Many people told how they’d been bullied, abused, manipulated, exploited, chastised, ridiculed, humiliated and shamed within their intimate and sexual lives. This was often perpetrated by people in disabled participants’ own networks such as partners, friends, and families, as well as by strangers.
Helen, a 20-year-old wheelchair-user, said that her ex-partner would taunt her about the “boring sex” she gave; Graham, a 52-year-old man who walked with crutches, said that an ex-partner used to tease him about his “ugly legs”. Even well-meaning comments could be very hurtful. Kadeem, a 28-year-old Asian man and wheelchair-user, said “family members made comments like ‘we pray you get better so you can get married and have kids’… that broke my heart.” Sexual bullying – bullying that makes sexuality its target – was common among young people in the research. These experiences served only to compound existing feelings of low sexual self-esteem and self-worth.

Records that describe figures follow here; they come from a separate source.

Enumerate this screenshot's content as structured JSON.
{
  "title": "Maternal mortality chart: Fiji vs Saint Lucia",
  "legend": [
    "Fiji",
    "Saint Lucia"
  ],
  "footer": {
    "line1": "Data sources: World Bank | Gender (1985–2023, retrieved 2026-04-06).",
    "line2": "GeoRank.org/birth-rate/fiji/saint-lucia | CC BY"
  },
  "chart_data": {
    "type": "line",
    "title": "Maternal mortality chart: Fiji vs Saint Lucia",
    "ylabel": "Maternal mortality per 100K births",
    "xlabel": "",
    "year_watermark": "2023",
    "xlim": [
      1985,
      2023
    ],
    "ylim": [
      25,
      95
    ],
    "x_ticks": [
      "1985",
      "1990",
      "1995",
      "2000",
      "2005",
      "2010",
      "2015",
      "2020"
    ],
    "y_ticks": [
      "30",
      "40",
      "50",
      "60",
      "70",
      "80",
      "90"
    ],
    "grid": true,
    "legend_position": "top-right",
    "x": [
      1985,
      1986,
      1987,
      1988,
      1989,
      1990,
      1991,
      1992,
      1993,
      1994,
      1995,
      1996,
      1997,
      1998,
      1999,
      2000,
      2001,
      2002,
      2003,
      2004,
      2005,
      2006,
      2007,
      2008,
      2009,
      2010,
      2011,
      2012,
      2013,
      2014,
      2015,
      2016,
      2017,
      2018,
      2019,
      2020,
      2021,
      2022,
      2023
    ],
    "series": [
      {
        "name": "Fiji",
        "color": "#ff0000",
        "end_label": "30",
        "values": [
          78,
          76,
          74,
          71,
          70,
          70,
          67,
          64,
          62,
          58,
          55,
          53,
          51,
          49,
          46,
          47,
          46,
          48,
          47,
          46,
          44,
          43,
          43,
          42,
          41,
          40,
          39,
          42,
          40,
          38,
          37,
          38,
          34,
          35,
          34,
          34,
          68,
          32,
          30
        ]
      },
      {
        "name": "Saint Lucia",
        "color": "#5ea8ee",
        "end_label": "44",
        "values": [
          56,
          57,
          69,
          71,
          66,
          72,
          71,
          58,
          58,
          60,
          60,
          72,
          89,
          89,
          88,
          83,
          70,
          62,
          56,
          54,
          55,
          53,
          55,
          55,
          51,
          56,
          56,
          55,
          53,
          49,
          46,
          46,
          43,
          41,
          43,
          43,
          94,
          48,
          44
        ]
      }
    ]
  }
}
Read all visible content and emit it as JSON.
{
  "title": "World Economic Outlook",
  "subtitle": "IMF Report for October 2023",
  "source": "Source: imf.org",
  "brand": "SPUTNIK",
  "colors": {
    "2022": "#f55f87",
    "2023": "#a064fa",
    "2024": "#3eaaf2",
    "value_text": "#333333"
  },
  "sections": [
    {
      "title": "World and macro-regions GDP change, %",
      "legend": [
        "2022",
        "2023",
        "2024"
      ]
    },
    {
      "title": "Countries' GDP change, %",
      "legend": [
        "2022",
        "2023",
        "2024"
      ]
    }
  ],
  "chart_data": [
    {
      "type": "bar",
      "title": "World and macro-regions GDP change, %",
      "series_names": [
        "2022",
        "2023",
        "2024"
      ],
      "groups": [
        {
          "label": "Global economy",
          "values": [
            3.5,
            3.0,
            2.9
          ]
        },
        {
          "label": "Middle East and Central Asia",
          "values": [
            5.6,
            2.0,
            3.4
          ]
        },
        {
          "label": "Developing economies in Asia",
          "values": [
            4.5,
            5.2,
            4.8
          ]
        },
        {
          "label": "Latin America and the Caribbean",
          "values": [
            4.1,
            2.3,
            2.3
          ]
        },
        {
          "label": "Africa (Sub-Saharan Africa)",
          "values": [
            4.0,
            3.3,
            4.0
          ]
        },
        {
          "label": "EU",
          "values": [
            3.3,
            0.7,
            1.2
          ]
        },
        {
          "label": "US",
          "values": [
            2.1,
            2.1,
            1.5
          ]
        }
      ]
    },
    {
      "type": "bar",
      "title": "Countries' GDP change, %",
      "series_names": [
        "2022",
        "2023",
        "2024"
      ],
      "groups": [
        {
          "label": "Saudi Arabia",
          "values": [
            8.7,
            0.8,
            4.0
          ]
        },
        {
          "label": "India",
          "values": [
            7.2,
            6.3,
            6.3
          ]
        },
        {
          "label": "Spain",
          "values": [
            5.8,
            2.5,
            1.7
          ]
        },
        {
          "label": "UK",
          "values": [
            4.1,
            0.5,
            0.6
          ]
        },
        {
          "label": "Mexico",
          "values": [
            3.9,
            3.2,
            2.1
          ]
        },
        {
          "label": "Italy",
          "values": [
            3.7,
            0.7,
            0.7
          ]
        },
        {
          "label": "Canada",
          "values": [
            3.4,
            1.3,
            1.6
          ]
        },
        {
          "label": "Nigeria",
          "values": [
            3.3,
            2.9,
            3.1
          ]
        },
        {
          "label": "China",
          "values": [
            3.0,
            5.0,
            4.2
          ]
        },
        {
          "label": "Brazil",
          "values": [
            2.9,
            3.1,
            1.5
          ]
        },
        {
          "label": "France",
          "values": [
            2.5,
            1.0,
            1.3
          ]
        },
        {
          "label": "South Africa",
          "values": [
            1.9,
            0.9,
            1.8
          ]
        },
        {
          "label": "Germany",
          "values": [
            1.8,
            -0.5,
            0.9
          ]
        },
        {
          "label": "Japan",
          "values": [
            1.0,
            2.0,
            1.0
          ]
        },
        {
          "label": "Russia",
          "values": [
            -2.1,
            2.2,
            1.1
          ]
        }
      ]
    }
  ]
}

While there were some inevitable overlaps, disabled men and women’s experiences of sexual and intimate life differed significantly. The majority of men had greater sexual and body confidence than women and had far better access than women to sexual support (e.g. via a personal assistant or carer) and sexual opportunities such as paying for sex. In comparison, disabled women voiced momentous bodily self-hatred. Lucille said that her body was “hideous, unattractive, un-toned” and Sally, a 21-year-old student, said “I hate, hate, HATE my body!! My lower spine is curved… Horrible! I have a horrible serpent like, skinny neck and no shoulder muscle. My right foot turns in and looks like a club foot. The list goes on.”
Importantly, women seldom asked nor were offered or assumed to need sexual support, and none had ever paid for sex because they felt doing so would be “unfeminine”.
However, better sexual access wasn’t always beneficial or empowering for disabled men. For those who had paid for sex (around a third), doing so rarely provided intimacy, closeness, and fulfilment. Mark said “it’s like being gutted, you just got sex and you actually want the whole package – a relationship, sex and everything else.” Therefore, it wasn’t uncommon for men to feel dissatisfied and unfulfilled following paying for sex; Kadeem described paying for sex as “relief for my cock, but heart and mind feelin’ shit”.
If this article has a conclusion, it’s that there remains considerable work yet to be done to affirm our sexual politics and eliminate the inequalities that many of us face within our sexual and intimate lives. However, this work can only begin if we end the silence and tell our sexual stories. So, what’s your sexual story?